@Anonymous Coward
Ah, you work for a bank. That explains a lot.
Of course banks have an absolutely outstanding record on security, don't they?
I actually get eMails from my bank (genuine ones) asking me to log on to my account and providing a useful link to do so. Basically they look like phishing emails. In the light of the phishing problem banks *should* cease all email to their customers and broadcast that they will never email you as widely as possible so that their customers will know that *any* email purporting to come from their bank is a scam.
Do they do that? Not a chance!
So chip and pin is secure, is it? Try doing a quick Google for "chip and pin security"
A lot of stuff there, isn't there? And a lot of it by people who appear to know their stuff, too.
And you don't have to change the pin on a genuine card. Creating a forged card that will validate against *any* pin would suffice.
This makes interesting reading:
http://www.bbc.co.uk/consumer/tv_and_radio/watchdog/reports/insurance_and_finance/insurance_20070206.shtml
Then you have to take into account the difference in scale. A compromised bank cards allows the crook access to a single account. A compromised ID cards will allow wholescale identity theft. The 'thief' will be able to do anything that requires the use of an ID card in the victim's name. That includes crime and activities associated with terrorism.

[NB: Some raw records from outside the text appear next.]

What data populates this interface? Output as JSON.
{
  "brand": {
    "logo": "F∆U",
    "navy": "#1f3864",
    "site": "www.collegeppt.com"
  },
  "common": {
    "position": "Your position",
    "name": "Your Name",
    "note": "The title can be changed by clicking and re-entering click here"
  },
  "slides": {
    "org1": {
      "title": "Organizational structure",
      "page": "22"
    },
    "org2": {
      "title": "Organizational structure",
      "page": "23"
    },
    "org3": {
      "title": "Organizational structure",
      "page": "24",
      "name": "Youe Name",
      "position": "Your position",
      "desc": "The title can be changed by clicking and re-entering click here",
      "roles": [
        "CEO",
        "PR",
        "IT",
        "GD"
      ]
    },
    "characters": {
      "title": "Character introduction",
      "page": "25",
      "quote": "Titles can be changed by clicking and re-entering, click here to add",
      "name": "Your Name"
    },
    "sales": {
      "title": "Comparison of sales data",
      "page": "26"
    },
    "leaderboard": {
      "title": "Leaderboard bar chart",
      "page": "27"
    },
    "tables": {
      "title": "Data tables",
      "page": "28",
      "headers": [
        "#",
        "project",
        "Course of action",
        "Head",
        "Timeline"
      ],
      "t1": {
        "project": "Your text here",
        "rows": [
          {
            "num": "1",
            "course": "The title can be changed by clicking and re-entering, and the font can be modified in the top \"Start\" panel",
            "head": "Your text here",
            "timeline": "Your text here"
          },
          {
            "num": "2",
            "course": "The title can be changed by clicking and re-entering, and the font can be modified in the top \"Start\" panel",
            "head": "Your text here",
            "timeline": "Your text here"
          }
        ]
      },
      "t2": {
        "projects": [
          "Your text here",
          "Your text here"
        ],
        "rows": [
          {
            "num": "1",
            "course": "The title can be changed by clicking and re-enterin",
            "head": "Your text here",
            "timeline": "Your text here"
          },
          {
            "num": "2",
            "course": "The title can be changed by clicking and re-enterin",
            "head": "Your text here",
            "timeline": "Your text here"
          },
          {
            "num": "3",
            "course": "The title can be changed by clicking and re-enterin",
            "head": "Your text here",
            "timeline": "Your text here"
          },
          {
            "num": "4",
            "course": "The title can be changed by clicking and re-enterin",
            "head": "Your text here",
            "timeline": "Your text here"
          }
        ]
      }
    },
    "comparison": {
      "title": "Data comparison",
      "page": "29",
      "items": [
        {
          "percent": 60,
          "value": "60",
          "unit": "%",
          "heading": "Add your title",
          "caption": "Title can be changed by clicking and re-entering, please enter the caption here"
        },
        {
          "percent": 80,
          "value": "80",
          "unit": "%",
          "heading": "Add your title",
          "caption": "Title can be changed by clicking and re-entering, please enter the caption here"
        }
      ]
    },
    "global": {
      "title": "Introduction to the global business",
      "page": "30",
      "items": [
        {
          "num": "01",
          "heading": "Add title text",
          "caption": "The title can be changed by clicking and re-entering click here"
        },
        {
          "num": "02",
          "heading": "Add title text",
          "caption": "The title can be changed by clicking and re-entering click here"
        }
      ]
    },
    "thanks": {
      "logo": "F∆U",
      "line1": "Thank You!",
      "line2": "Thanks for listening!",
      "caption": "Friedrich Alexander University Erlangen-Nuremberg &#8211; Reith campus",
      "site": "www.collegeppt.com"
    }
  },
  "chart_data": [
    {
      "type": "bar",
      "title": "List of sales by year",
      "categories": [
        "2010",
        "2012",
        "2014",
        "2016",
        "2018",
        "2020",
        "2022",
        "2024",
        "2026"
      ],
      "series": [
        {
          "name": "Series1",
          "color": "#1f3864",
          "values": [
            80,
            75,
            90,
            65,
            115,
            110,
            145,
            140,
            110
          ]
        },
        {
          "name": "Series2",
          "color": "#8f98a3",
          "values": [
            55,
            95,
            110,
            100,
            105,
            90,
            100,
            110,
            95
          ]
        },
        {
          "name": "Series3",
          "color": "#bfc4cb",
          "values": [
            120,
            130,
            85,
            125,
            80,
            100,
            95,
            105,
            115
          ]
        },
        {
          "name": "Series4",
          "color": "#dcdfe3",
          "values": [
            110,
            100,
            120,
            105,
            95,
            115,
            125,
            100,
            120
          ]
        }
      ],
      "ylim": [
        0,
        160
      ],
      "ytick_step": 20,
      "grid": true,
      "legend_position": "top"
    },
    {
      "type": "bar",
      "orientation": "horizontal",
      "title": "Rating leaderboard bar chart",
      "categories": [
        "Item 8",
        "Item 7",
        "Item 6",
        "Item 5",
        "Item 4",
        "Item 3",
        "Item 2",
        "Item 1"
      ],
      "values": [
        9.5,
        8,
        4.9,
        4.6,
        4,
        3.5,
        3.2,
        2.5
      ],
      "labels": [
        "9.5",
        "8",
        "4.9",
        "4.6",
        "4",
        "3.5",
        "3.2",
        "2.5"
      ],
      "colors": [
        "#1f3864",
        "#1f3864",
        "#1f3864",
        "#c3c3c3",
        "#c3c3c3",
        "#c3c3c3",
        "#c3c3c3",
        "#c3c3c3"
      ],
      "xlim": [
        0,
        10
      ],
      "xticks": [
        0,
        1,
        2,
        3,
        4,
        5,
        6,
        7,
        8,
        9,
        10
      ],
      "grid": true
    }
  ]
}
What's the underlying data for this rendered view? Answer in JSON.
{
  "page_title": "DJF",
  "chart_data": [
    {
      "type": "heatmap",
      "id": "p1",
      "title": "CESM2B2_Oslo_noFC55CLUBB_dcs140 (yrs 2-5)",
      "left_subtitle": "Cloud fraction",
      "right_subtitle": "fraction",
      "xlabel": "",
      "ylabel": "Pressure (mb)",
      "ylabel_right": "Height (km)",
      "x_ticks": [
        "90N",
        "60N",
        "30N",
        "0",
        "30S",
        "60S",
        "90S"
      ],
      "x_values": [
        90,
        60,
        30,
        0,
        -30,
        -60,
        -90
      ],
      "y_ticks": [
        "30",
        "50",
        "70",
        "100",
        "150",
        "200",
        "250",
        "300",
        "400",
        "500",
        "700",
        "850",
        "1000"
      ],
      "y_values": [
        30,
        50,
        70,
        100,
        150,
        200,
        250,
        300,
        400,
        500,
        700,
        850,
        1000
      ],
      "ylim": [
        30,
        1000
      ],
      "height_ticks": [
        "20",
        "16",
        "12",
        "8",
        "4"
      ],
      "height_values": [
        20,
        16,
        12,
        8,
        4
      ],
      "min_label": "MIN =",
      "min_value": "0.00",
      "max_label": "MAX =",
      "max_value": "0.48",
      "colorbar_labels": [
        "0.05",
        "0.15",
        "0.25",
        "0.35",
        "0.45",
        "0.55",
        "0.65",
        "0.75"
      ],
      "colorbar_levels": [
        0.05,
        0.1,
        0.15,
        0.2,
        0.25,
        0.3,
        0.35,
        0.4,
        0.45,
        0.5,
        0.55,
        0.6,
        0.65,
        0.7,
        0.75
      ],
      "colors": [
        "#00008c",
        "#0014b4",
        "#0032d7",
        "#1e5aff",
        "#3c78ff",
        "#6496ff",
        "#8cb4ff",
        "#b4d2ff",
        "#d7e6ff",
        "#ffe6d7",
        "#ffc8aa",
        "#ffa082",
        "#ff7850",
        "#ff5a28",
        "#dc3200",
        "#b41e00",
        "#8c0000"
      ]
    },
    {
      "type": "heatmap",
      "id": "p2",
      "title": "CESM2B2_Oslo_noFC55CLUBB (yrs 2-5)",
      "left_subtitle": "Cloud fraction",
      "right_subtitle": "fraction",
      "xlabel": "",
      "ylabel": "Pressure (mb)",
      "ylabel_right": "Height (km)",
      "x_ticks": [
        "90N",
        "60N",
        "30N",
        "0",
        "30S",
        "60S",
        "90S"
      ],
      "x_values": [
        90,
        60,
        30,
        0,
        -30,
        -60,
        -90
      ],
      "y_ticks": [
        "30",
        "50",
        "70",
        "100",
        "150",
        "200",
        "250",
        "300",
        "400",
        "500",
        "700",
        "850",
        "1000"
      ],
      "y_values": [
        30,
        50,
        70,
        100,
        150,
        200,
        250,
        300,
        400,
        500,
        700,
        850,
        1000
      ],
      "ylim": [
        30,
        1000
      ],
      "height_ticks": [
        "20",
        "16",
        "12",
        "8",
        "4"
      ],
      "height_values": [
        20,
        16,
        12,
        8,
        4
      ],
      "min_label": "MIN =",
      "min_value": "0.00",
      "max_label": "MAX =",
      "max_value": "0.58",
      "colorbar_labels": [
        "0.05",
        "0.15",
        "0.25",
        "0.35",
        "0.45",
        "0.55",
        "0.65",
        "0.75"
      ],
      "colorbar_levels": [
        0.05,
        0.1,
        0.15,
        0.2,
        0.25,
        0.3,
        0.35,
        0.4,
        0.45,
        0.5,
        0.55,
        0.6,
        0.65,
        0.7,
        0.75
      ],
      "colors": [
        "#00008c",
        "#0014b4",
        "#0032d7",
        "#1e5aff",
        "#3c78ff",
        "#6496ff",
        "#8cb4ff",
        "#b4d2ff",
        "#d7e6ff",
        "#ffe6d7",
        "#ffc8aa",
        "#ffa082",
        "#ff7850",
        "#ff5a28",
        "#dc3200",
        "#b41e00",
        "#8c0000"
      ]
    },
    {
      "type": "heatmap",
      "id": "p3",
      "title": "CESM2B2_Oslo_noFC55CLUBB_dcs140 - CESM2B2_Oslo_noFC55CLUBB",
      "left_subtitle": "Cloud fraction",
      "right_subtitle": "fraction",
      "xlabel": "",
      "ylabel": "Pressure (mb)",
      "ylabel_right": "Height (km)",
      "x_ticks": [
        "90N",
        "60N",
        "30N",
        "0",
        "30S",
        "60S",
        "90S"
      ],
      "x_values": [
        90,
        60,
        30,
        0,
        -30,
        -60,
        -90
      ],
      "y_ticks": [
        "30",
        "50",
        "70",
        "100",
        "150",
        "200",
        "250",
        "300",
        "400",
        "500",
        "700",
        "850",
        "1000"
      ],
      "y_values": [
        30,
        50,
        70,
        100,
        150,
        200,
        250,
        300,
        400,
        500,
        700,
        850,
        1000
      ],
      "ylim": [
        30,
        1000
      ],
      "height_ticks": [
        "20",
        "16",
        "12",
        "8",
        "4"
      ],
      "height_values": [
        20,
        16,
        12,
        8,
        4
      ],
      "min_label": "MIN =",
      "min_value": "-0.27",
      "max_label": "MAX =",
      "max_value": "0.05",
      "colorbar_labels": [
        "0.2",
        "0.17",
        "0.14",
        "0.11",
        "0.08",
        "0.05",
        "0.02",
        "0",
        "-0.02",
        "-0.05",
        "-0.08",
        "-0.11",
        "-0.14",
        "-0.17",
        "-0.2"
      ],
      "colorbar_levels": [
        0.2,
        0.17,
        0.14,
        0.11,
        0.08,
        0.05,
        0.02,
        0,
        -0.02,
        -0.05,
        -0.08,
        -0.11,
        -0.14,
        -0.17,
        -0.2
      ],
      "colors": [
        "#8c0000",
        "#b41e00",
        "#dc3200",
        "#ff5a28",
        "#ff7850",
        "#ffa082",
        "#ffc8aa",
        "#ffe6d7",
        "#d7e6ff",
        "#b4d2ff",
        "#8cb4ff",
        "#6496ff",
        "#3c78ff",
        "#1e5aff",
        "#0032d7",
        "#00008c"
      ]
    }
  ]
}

This makes the forging / cracking of ID cards several orders of magnitude *more* valuable to criminals and terrorists than cracking a mere chip-and-pin debit card. That means they will put several magnitudes more *effort* into circumventing them. Can you *imagine* the black market value of forged UK ID cards?
And the other issue with ID cards has a direct relationship with chip-and-pin cards. If a chip and pin card is compromised then the burden of proof is now placed on the customer to prove it. This is almost impossible to do as, as you believe, chip and pin is 'infallible' (even though it has been demonstrated that they are not). OK, so you get ripped of as in the Watchdog article and your bank account gets cleaned out. Nasty, but not the end of the world.
Now assume a similar thing happens to your ID card. The 'authorities' have a similar delusion about the security of these cards to banks have about chip-and-pin. This is nicely demonstrated by the rhetoric of various Gov't ministers. So someone produces a fake ID in your name and uses it in the course of a crime or act of terrorism. There you are, up before a judge and jury all of whom believe in the infallibility of the ID card system. What do you think your chances are of walking free?
And stop using the 'boffin' icon for 'Janet and John' postings, it's very misleading.
And you can't take anyone who posts as an AC seriously, anyway.